Ekolu’s New Release, Jazz At Manoa
Friday - September 09, 2009
I was given the opportunity to meet and interview Ekolu back in 2006 for a MidWeek cover story. Talk about the nicest bunch of guys!
And I was even treated to a exclusive jam session, while our photographer and I arranged the photo shots. Awesome, yes! But the real reason why Lukela Keala, Makapu Hoopii and Akoni Dellomes made such a positive impact on me was their humble and gracious spirit. They always gave thanks and remembered where they came from.

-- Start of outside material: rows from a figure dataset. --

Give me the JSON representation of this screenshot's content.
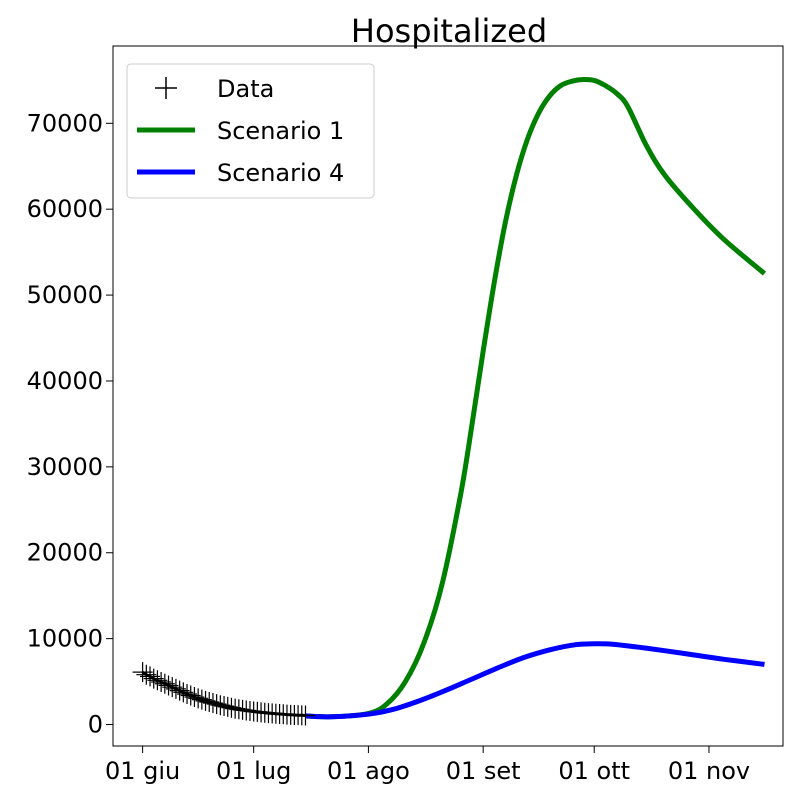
{
  "chart_data": {
    "type": "line",
    "title": "Hospitalized",
    "xlabel": "",
    "ylabel": "",
    "xlim": [
      "2020-05-24",
      "2020-11-21"
    ],
    "ylim": [
      -2500,
      79000
    ],
    "x_ticks": [
      {
        "date": "2020-06-01",
        "label": "01 giu"
      },
      {
        "date": "2020-07-01",
        "label": "01 lug"
      },
      {
        "date": "2020-08-01",
        "label": "01 ago"
      },
      {
        "date": "2020-09-01",
        "label": "01 set"
      },
      {
        "date": "2020-10-01",
        "label": "01 ott"
      },
      {
        "date": "2020-11-01",
        "label": "01 nov"
      }
    ],
    "y_ticks": [
      0,
      10000,
      20000,
      30000,
      40000,
      50000,
      60000,
      70000
    ],
    "grid": false,
    "legend_position": "top-left",
    "series": [
      {
        "name": "Data",
        "kind": "markers",
        "marker": "plus",
        "color": "#000000",
        "dates": [
          "2020-06-01",
          "2020-06-02",
          "2020-06-03",
          "2020-06-04",
          "2020-06-05",
          "2020-06-06",
          "2020-06-07",
          "2020-06-08",
          "2020-06-09",
          "2020-06-10",
          "2020-06-11",
          "2020-06-12",
          "2020-06-13",
          "2020-06-14",
          "2020-06-15",
          "2020-06-16",
          "2020-06-17",
          "2020-06-18",
          "2020-06-19",
          "2020-06-20",
          "2020-06-21",
          "2020-06-22",
          "2020-06-23",
          "2020-06-24",
          "2020-06-25",
          "2020-06-26",
          "2020-06-27",
          "2020-06-28",
          "2020-06-29",
          "2020-06-30",
          "2020-07-01",
          "2020-07-02",
          "2020-07-03",
          "2020-07-04",
          "2020-07-05",
          "2020-07-06",
          "2020-07-07",
          "2020-07-08",
          "2020-07-09",
          "2020-07-10",
          "2020-07-11",
          "2020-07-12",
          "2020-07-13",
          "2020-07-14",
          "2020-07-15"
        ],
        "values": [
          6100,
          5800,
          5600,
          5350,
          5150,
          4950,
          4750,
          4550,
          4350,
          4150,
          3950,
          3750,
          3550,
          3380,
          3200,
          3050,
          2900,
          2750,
          2620,
          2500,
          2380,
          2250,
          2150,
          2050,
          1950,
          1850,
          1780,
          1700,
          1640,
          1580,
          1520,
          1470,
          1420,
          1370,
          1330,
          1300,
          1260,
          1220,
          1190,
          1160,
          1130,
          1110,
          1090,
          1070,
          1050
        ]
      },
      {
        "name": "Scenario 1",
        "kind": "line",
        "color": "#008000",
        "dates": [
          "2020-07-15",
          "2020-07-22",
          "2020-08-01",
          "2020-08-06",
          "2020-08-11",
          "2020-08-16",
          "2020-08-21",
          "2020-08-26",
          "2020-08-29",
          "2020-09-01",
          "2020-09-04",
          "2020-09-07",
          "2020-09-10",
          "2020-09-13",
          "2020-09-16",
          "2020-09-19",
          "2020-09-22",
          "2020-09-25",
          "2020-09-28",
          "2020-10-01",
          "2020-10-04",
          "2020-10-07",
          "2020-10-10",
          "2020-10-15",
          "2020-10-20",
          "2020-10-28",
          "2020-11-05",
          "2020-11-16"
        ],
        "values": [
          1000,
          900,
          1300,
          2400,
          5000,
          9500,
          16500,
          27000,
          35000,
          43500,
          51500,
          58500,
          64000,
          68200,
          71200,
          73200,
          74400,
          74900,
          75100,
          75000,
          74400,
          73500,
          72000,
          67500,
          64000,
          60000,
          56500,
          52500
        ]
      },
      {
        "name": "Scenario 4",
        "kind": "line",
        "color": "#0000ff",
        "dates": [
          "2020-07-15",
          "2020-07-22",
          "2020-08-01",
          "2020-08-08",
          "2020-08-15",
          "2020-08-22",
          "2020-08-29",
          "2020-09-05",
          "2020-09-12",
          "2020-09-19",
          "2020-09-26",
          "2020-10-01",
          "2020-10-06",
          "2020-10-13",
          "2020-10-20",
          "2020-10-28",
          "2020-11-05",
          "2020-11-16"
        ],
        "values": [
          1000,
          900,
          1200,
          1800,
          2800,
          4000,
          5300,
          6600,
          7800,
          8700,
          9300,
          9400,
          9350,
          9000,
          8600,
          8100,
          7600,
          7000
        ]
      }
    ]
  }
}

In the story, Keala was quoted saying, “Down in Kapuna Valley, where I was raised half my life, we didn’t have electric; we had to wash clothes by hand and had lanterns for light. It’s partly because of my past that I am so grateful for the things I have now. So being humble is what makes us Ekolu.”
Three years later, the guys are still living their dreams by holding onto their pasts. And they must be doing something right because they are continuing to stack the airwaves with No. 1 hits.

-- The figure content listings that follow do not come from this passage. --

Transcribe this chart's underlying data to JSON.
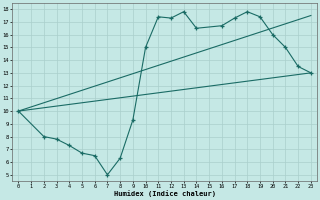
{
  "xlabel": "Humidex (Indice chaleur)",
  "xlim": [
    -0.5,
    23.5
  ],
  "ylim": [
    4.5,
    18.5
  ],
  "xticks": [
    0,
    1,
    2,
    3,
    4,
    5,
    6,
    7,
    8,
    9,
    10,
    11,
    12,
    13,
    14,
    15,
    16,
    17,
    18,
    19,
    20,
    21,
    22,
    23
  ],
  "yticks": [
    5,
    6,
    7,
    8,
    9,
    10,
    11,
    12,
    13,
    14,
    15,
    16,
    17,
    18
  ],
  "bg_color": "#c5e8e5",
  "grid_color": "#aacfcc",
  "line_color": "#1a6b65",
  "line1_x": [
    0,
    23
  ],
  "line1_y": [
    10,
    13
  ],
  "line2_x": [
    0,
    23
  ],
  "line2_y": [
    10,
    17.5
  ],
  "line3_x": [
    0,
    2,
    3,
    4,
    5,
    6,
    7,
    8,
    9,
    10,
    11,
    12,
    13,
    14,
    16,
    17,
    18,
    19,
    20,
    21,
    22,
    23
  ],
  "line3_y": [
    10,
    8,
    7.8,
    7.3,
    6.7,
    6.5,
    5.0,
    6.3,
    9.3,
    15.0,
    17.4,
    17.3,
    17.8,
    16.5,
    16.7,
    17.3,
    17.8,
    17.4,
    16.0,
    15.0,
    13.5,
    13.0
  ]
}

Since the recent release of the single I’ll Be Good To You, fans have been eagerly waiting to hear what the guys from Maui have coming out next.
Well, wait no longer, gang, because as of yesterday, their album Ekolu Music II Anthem is available in stores. And according to Keala, lead singer and song-writer, this four-month effort tops their Ekolu Music album.
“Ekolu Music 2 Anthem is food for the soul,” says Keala. “It’s like a big brother to the first Ekolu Music album.”
Besides featuring the instant radio hit I’ll Be Good To You, the album includes 11 more tracks: EndlessSummer Nights, You Will Always Be, The Dance Floor, For You Babe, Since You Left, Watayaya, Girl You Know, I Could Never Take The Place, I’m So Glad, Just For You and In The Name Of Jesus.
“In my opinion, the songs I’ll Be Good To You, For You Babe and You Will Always Be will probably be the ones to last a while on the air-waves,” says Keala. “But there’s a song on this album called The Dance Floor that is typically not an Ekolu-radio-friendly song, but if it gets played, people won’t be able stop bobbing their heads when they hear this track.”
Also fresh to this album is the talent of a new member, Big Island boy Kamakoa Lindsey-Asing, who stepped in for Akoni Dellomes.
“Kamakoa picked up not missing a beat - the guy is so talented,” says Keala. “I am very appreciative to have him in the band along with all the other guys. They make the music in my head come alive.
Also big for Ekolu and its own label, Waiehu Records, is a newly built studio the group used to record this album. Of course, they had to break it in themselves recording this album before opening it up to other artists.
To celebrate their release, Ekolu is planning not one, but three CD release parties. They’ll be starting in Hilo at Wai’s Sept. 12, then it’s off to Maui at Lulu’s in Lahaina on Sept. 25, and then Oahu at Pipeline Café Nov. 6.
In the works are CD release parties on Kauai, Molokai and in Kona.
Go check um, go check um, go ...
Also on the go-check-um list is the Manoa Jazz Festival happening next week Saturday (Sept. 19) at UH Manoa’s Andrews Amphitheatre.
The Iolani School Stage Band, led by Curtis Abe, will open the program at 6:30 p.m. Hot 8 Brass Band mixes is up with traditional New Orleans jazz, funk, gospel and a touch of R&B at 7:30 p.m., and the HPU Jazz Ensemble, under the direction of Patrick Hennessey, will take the stage at 9:15 p.m.
“This is our first year and we were very pleased we were asked to perform,” says Hennessey, who just retired from the Royal Hawaiian Band, taking on the full-time position as director of bands at HPU. “We try to stick to big band jazz standards and will do things from artists such as Duke Ellington.”
Just a few years old, the HPU Jazz Ensemble is in the building stage. Hennessey, who worked with the UH Jazz Ensemble, says it’s a much different challenge because unlike UH, HPU doesn’t offer a music degree, so the musicians are not music majors.
“Many of my best players at UH were not music majors either, so I’m firmly convinced that we have a fine start,” says Hennessey. “You don’t have to be a music major, it’s the same dedication. It’s all what you put into it.”
The HPU Jazz Ensemble is a talented and growing group of musicians: Scott Villiger, Bredina Lemmer, Larry Cooke, Lloyd Luna, Cody Moore, Daniel Peters, Kyle Wong, Wesley Chon, Jensen Lung, Jeffrey Paragas, Marty Borja, Dylan Yamauchi, Leighton Pohano, Scott Kilousky, Ryoko Oka, Bailey Matsuda, Shay Marcello, Bronson Tanaka, Juan Odean, Christopher Suesz, Jeffrey James, Amanda Llameda, Jared Tomi and Christian Bautista.
Gates open at 6 p.m. for the festival. Advance tickets cost $15-$25; $20-$30 at the door, and are available online at www.etickethawaii.com.